When I run example 1 (F (H 1) (H 2)) , it returns F (F (H 1) (H 1)) (F (H 2) (H 2))

This is not what I want. I need to return F (F (H 1) (H 1)) (H 2)

What I mean is on the 6th line, example n (F i1 i2) = F (example n i1) (example n i2) , I call the recursive function twice. However I wish for (example n i1) to evaluate first and update the variable n before we evaluate (example n i2)

Any help/solutions to this exact problem will be greatly appreciated. I have been trying for hours with zero success.

Answer 1

The problem seems to be that you want to use example to 'update' n . You can't directly do that, however, since example returns a G value, and n is an Int .

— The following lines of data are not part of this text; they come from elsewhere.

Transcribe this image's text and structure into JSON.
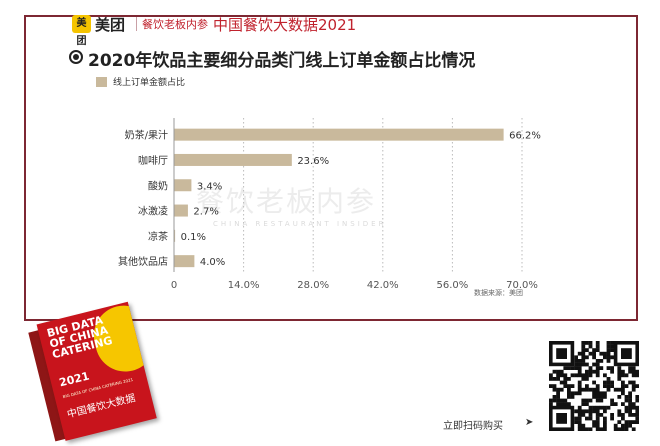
{
  "header": {
    "logo_mark": "美团",
    "logo_text": "美团",
    "brand2": "餐饮老板内参",
    "title": "中国餐饮大数据2021"
  },
  "chart_data": {
    "type": "bar",
    "orientation": "horizontal",
    "title": "2020年饮品主要细分品类门线上订单金额占比情况",
    "legend": [
      "线上订单金额占比"
    ],
    "categories": [
      "奶茶/果汁",
      "咖啡厅",
      "酸奶",
      "冰激凌",
      "凉茶",
      "其他饮品店"
    ],
    "values": [
      66.2,
      23.6,
      3.4,
      2.7,
      0.1,
      4.0
    ],
    "value_labels": [
      "66.2%",
      "23.6%",
      "3.4%",
      "2.7%",
      "0.1%",
      "4.0%"
    ],
    "xlim": [
      0,
      70
    ],
    "xticks": [
      0,
      14,
      28,
      42,
      56,
      70
    ],
    "xtick_labels": [
      "0",
      "14.0%",
      "28.0%",
      "42.0%",
      "56.0%",
      "70.0%"
    ],
    "grid": "vertical-dotted",
    "bar_color": "#c9b99c",
    "source": "数据来源：美团"
  },
  "watermark": {
    "main": "餐饮老板内参",
    "sub": "CHINA RESTAURANT INSIDER"
  },
  "book": {
    "title_en": "BIG DATA\nOF CHINA\nCATERING",
    "year": "2021",
    "subtitle": "BIG DATA OF CHINA CATERING 2021",
    "title_cn": "中国餐饮大数据"
  },
  "purchase": {
    "label": "立即扫码购买",
    "arrow": "➤"
  },
  "colors": {
    "frame": "#7d2732",
    "accent_red": "#c0222d",
    "bar": "#c9b99c",
    "logo_yellow": "#f5c400"
  }
}
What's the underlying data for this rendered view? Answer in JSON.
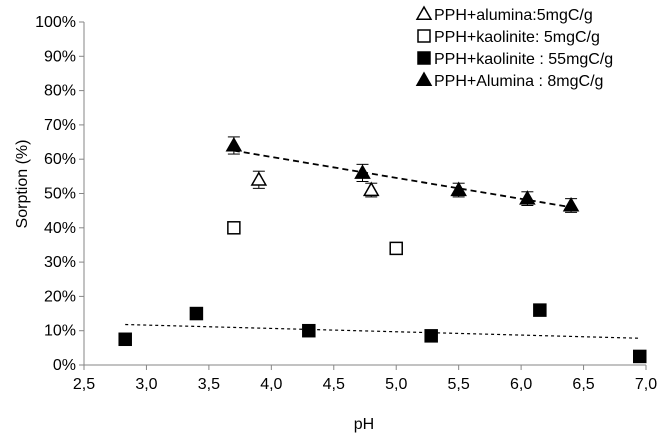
{
  "chart_data": {
    "type": "scatter",
    "xlabel": "pH",
    "ylabel": "Sorption (%)",
    "xlim": [
      2.5,
      7.0
    ],
    "ylim": [
      0,
      100
    ],
    "x_ticks": [
      "2,5",
      "3,0",
      "3,5",
      "4,0",
      "4,5",
      "5,0",
      "5,5",
      "6,0",
      "6,5",
      "7,0"
    ],
    "y_ticks": [
      "0%",
      "10%",
      "20%",
      "30%",
      "40%",
      "50%",
      "60%",
      "70%",
      "80%",
      "90%",
      "100%"
    ],
    "grid": false,
    "legend_position": "top-right",
    "series": [
      {
        "name": "PPH+alumina:5mgC/g",
        "marker": "triangle-open",
        "color": "#000000",
        "points": [
          {
            "x": 3.9,
            "y": 54,
            "err": 2.5
          },
          {
            "x": 4.8,
            "y": 51,
            "err": 2.0
          }
        ]
      },
      {
        "name": "PPH+kaolinite: 5mgC/g",
        "marker": "square-open",
        "color": "#000000",
        "points": [
          {
            "x": 3.7,
            "y": 40
          },
          {
            "x": 5.0,
            "y": 34
          }
        ]
      },
      {
        "name": "PPH+kaolinite : 55mgC/g",
        "marker": "square-filled",
        "color": "#000000",
        "points": [
          {
            "x": 2.83,
            "y": 7.5
          },
          {
            "x": 3.4,
            "y": 15
          },
          {
            "x": 4.3,
            "y": 10
          },
          {
            "x": 5.28,
            "y": 8.5
          },
          {
            "x": 6.15,
            "y": 16
          },
          {
            "x": 6.95,
            "y": 2.5
          }
        ],
        "trend": {
          "x1": 2.83,
          "y1": 11.8,
          "x2": 6.95,
          "y2": 7.8,
          "style": "fine-dashed"
        }
      },
      {
        "name": "PPH+Alumina : 8mgC/g",
        "marker": "triangle-filled",
        "color": "#000000",
        "points": [
          {
            "x": 3.7,
            "y": 64,
            "err": 2.5
          },
          {
            "x": 4.73,
            "y": 56,
            "err": 2.5
          },
          {
            "x": 5.5,
            "y": 51,
            "err": 2.0
          },
          {
            "x": 6.05,
            "y": 48.5,
            "err": 2.0
          },
          {
            "x": 6.4,
            "y": 46.5,
            "err": 2.0
          }
        ],
        "trend": {
          "x1": 3.7,
          "y1": 62.5,
          "x2": 6.4,
          "y2": 46.0,
          "style": "dashed"
        }
      }
    ]
  }
}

It seems, then, that you need a function G -> Int . The issue is that there's no unambiguously correct way to write that function. In fact, there's infinitely many possible implementations. Here's a sample:

evalZero :: G -> Int
evalZero = const 0

evalOne :: G -> Int
evalOne = const 1

evalLeft :: G -> Int
evalLeft (H i) = i
evalLeft (F g _) = evalLeft g

evalRight :: G -> Int
evalRight (H i) = i
evalRight (F _ g) = evalRight g

evalSum :: G -> Int
evalSum (H i) = i
evalSum (F g1 g2) = evalSum g1 + evalSum g2

evalProduct :: G -> Int
evalProduct (H i) = i
evalProduct (F g1 g2) = evalProduct g1 * evalProduct g2

evalPlusOneProduct :: G -> Int
evalPlusOneProduct (H i) = i + 1
evalPlusOneProduct (F g1 g2) = evalPlusOneProduct g1 * evalPlusOneProduct g2

-- etc.

As evalPlusOneProduct illustrates, you can arbitrarily add or subtract a constant Int , or, for that matter, multiply by a constant, or perform more complex arbitrary calculations. Since there's infinitely many integers, there's infinitely many implementations (although, granted, technically, we're constrained by the range of Int ).

Once you've figured out how to transform G into Int , you can use that function to calculate a new value n1 from n and the left G value.